- Lalupura Location in Uttar Pradesh, India
- Coordinates: 27°14′28″N 79°05′31″E﻿ / ﻿27.24102°N 79.09188°E
- Country: India
- State: Uttar Pradesh
- District: Mainpuri
- Tehsil: Bhongaon

Area
- • Total: 0.702 km^{2} (0.271 sq mi)

Population (2011)
- • Total: 1,734
- • Density: 2,470/km^{2} (6,400/sq mi)
- Time zone: UTC+5:30 (IST)

= Lalupura =

Village in Uttar Pradesh, India

Lalupura is a village in Sultanganj block of Mainpuri district, Uttar Pradesh. As of 2011, it has a population of 1,734, in 279 households.

== Demographics ==
As of 2011, Lalupura had a population of 1,734, in 279 households. This population was 52.9% male (917) and 47.1% female (817). The 0-6 age group numbered 295 (171 male and 124 female), or 17.0% of the total population. 135 residents were members of Scheduled Castes, or 7.8% of the total.

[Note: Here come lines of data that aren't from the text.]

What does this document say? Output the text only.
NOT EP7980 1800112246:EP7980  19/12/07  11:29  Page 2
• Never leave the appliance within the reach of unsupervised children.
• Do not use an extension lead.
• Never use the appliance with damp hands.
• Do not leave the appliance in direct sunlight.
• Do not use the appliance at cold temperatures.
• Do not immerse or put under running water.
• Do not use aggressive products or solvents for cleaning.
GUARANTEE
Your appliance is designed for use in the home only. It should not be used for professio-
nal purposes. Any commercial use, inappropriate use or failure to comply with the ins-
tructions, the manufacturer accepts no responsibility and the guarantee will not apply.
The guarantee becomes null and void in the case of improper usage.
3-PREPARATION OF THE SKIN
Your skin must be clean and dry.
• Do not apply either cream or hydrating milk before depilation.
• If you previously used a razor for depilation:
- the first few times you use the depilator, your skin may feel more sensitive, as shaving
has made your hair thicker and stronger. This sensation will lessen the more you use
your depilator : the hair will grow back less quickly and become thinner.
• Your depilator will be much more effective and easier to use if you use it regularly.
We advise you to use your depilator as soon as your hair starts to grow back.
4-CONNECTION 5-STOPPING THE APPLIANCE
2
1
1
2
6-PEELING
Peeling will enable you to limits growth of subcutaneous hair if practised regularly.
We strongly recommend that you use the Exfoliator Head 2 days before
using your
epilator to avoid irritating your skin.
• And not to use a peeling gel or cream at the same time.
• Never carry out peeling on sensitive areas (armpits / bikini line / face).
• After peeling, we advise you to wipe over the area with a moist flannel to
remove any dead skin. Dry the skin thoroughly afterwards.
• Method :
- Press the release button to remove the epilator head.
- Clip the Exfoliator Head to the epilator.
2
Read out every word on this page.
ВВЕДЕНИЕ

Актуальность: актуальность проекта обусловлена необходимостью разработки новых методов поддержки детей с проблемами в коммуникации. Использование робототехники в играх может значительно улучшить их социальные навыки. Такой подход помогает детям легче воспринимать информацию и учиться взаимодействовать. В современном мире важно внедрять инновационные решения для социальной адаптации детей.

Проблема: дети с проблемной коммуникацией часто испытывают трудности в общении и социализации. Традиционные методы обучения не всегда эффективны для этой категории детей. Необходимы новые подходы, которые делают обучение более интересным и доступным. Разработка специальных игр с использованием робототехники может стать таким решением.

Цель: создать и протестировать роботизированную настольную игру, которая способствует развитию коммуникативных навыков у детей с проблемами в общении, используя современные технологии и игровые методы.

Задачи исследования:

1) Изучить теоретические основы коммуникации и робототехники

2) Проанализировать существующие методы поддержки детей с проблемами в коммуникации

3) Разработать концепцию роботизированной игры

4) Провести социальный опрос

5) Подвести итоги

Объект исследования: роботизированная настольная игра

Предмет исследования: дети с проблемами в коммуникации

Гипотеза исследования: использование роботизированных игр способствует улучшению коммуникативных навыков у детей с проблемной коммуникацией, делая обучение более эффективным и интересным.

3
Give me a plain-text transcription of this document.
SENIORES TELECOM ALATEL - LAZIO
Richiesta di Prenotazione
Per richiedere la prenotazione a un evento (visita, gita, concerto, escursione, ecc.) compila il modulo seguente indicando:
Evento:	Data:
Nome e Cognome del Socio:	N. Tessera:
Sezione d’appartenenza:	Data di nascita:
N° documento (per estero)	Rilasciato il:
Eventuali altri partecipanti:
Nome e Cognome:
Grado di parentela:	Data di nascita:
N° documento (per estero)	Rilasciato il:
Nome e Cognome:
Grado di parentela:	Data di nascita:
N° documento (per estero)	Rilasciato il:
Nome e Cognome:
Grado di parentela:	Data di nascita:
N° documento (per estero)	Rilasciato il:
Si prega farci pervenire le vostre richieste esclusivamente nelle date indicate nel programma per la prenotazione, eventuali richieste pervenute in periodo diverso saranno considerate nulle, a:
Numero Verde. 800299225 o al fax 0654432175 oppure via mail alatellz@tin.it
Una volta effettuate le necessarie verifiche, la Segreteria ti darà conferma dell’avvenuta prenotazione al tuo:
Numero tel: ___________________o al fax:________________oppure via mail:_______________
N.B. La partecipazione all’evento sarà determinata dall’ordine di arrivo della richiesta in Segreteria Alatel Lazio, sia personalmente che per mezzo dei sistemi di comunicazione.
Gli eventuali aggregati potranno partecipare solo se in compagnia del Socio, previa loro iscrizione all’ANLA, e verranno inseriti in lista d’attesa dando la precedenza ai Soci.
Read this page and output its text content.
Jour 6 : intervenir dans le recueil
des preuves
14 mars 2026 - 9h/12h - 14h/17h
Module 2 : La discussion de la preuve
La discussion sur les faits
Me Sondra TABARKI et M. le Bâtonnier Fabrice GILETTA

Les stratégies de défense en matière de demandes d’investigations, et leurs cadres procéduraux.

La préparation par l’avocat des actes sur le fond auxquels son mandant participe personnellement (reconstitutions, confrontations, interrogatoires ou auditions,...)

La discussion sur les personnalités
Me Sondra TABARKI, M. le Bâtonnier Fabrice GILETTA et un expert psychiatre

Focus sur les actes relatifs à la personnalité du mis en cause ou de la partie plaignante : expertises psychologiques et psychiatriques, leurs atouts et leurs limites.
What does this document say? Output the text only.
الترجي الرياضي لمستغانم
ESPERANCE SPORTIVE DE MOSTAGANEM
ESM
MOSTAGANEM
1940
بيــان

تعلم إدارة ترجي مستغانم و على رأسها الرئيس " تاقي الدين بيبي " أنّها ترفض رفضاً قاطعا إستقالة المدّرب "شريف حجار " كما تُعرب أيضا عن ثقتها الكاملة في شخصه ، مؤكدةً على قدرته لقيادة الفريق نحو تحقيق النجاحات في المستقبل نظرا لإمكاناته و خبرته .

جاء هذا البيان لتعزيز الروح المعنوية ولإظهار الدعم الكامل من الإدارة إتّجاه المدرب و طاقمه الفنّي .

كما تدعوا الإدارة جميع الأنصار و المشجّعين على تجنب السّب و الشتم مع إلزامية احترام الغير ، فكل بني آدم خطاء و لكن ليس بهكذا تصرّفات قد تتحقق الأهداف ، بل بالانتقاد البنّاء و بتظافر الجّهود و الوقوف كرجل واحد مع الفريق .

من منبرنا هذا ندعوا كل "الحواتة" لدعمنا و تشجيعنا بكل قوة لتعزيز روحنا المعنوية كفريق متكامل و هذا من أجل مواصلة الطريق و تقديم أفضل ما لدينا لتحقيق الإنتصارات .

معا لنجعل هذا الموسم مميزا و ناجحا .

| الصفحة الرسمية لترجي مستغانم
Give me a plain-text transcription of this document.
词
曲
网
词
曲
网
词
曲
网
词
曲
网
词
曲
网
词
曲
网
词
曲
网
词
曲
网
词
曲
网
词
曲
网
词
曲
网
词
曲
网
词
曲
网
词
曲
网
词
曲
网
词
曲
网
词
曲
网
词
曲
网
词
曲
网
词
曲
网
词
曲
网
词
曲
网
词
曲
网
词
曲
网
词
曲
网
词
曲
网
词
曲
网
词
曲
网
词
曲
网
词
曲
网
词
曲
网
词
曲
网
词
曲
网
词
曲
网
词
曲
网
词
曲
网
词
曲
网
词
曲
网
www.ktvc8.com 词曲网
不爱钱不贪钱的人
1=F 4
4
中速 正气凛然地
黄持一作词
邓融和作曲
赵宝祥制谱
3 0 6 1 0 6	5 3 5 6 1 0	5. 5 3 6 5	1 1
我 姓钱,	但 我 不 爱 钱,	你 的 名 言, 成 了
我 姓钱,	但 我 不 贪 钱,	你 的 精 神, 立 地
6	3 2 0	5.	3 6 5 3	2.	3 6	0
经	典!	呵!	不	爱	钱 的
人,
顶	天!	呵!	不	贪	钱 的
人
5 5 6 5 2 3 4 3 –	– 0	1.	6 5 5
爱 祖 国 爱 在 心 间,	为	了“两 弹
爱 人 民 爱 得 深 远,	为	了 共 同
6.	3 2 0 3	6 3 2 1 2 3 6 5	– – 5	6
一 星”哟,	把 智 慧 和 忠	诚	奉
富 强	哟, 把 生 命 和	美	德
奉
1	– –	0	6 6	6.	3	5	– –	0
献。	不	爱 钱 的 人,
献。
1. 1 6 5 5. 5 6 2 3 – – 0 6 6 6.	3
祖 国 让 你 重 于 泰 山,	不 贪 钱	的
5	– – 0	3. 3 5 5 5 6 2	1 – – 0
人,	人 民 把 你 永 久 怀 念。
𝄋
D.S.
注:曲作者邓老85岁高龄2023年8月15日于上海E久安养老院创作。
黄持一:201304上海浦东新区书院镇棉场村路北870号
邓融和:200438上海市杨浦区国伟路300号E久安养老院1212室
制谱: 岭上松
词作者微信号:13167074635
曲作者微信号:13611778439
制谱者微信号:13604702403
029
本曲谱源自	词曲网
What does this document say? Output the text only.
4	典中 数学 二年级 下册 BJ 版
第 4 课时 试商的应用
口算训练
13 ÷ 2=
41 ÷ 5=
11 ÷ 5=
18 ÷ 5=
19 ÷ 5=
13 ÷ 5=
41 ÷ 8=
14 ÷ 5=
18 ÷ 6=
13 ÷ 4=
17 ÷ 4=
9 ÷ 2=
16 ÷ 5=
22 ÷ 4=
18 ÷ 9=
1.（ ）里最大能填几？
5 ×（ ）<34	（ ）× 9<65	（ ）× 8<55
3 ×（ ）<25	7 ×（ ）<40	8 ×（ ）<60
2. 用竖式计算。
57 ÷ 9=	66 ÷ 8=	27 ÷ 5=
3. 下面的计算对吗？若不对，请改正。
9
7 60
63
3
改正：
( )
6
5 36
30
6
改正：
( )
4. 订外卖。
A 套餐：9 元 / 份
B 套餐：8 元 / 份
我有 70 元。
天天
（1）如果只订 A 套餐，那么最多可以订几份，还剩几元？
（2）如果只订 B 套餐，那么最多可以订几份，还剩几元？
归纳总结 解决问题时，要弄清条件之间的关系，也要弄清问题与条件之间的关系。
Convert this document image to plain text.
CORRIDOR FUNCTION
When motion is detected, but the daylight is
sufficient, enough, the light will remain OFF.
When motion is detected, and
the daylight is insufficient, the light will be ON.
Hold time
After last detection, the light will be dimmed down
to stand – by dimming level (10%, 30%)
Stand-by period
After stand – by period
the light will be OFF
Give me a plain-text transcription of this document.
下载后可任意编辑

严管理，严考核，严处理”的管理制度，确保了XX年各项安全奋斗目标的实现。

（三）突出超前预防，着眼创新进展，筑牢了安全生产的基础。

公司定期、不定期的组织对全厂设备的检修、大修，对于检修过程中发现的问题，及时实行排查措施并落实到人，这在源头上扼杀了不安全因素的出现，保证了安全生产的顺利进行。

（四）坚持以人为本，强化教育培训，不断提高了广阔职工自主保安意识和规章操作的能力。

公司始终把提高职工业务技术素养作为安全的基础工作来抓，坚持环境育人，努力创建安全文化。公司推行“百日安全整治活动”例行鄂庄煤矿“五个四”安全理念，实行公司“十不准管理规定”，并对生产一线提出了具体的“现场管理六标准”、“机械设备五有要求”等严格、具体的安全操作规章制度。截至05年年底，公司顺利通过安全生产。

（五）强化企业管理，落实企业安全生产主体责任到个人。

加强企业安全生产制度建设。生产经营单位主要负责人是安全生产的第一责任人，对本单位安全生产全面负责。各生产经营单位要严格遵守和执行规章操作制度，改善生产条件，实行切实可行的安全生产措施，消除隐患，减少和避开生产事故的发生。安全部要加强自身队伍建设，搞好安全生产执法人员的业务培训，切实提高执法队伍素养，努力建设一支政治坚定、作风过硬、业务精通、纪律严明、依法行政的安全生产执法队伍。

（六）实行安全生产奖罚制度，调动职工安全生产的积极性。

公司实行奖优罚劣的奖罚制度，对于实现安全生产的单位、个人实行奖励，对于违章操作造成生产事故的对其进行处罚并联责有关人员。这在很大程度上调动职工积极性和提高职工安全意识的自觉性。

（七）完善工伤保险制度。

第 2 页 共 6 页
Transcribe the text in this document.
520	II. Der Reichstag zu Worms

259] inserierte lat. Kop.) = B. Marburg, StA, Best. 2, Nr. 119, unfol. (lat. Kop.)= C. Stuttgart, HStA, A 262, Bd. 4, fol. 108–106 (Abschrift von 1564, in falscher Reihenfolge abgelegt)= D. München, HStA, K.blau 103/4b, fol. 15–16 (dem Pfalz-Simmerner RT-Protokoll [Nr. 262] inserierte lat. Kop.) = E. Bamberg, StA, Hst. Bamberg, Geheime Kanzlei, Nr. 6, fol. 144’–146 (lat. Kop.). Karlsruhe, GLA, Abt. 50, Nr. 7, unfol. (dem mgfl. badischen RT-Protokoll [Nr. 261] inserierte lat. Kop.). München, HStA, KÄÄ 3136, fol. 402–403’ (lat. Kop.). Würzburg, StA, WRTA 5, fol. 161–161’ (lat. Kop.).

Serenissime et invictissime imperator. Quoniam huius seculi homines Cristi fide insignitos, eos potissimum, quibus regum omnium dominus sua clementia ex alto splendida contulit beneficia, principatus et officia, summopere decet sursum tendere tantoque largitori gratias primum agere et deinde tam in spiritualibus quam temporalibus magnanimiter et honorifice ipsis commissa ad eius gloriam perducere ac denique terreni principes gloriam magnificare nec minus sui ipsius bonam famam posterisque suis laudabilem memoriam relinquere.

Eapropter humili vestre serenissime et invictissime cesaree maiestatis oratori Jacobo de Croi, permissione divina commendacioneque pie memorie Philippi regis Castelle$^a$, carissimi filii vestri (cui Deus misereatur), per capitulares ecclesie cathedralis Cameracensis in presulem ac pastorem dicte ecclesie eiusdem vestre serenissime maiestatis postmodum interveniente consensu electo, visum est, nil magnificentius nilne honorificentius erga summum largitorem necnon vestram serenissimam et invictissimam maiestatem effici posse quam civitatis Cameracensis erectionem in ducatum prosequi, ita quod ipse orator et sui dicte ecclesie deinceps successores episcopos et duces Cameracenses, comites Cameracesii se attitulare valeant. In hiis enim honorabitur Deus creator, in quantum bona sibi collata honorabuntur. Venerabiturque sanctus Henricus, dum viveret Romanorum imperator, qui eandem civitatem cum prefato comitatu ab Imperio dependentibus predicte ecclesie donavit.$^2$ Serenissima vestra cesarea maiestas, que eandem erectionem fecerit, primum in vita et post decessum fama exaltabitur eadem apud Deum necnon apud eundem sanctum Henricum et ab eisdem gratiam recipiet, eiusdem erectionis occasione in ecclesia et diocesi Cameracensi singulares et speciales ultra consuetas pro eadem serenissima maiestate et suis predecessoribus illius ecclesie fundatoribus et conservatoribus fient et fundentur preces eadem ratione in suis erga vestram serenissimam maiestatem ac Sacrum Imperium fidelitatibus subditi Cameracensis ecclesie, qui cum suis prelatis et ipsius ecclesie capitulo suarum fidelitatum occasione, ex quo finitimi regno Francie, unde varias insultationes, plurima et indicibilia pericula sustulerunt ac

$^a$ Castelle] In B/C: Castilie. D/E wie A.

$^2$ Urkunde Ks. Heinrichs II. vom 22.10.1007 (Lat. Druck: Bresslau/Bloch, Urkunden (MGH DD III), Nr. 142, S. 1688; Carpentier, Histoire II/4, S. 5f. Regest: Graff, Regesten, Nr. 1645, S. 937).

The 1981 census recorded Lalupura as having a population of 917 people, in 158 households.

The 1961 census recorded Lalupura as comprising 3 hamlets, with a total population of 660 people (365 male and 295 female), in 145 households and 92 physical houses. The area of the village was given as 774 acres.

== Infrastructure ==
As of 2011, Lalupura had 3 primary schools and 1 family welfare centre. Drinking water was provided by hand pump and tube well/borehole; there were no public toilets. The village did not have a post office or public library; there was at least some access to electricity for all purposes. Streets were made of both kachcha and pakka materials.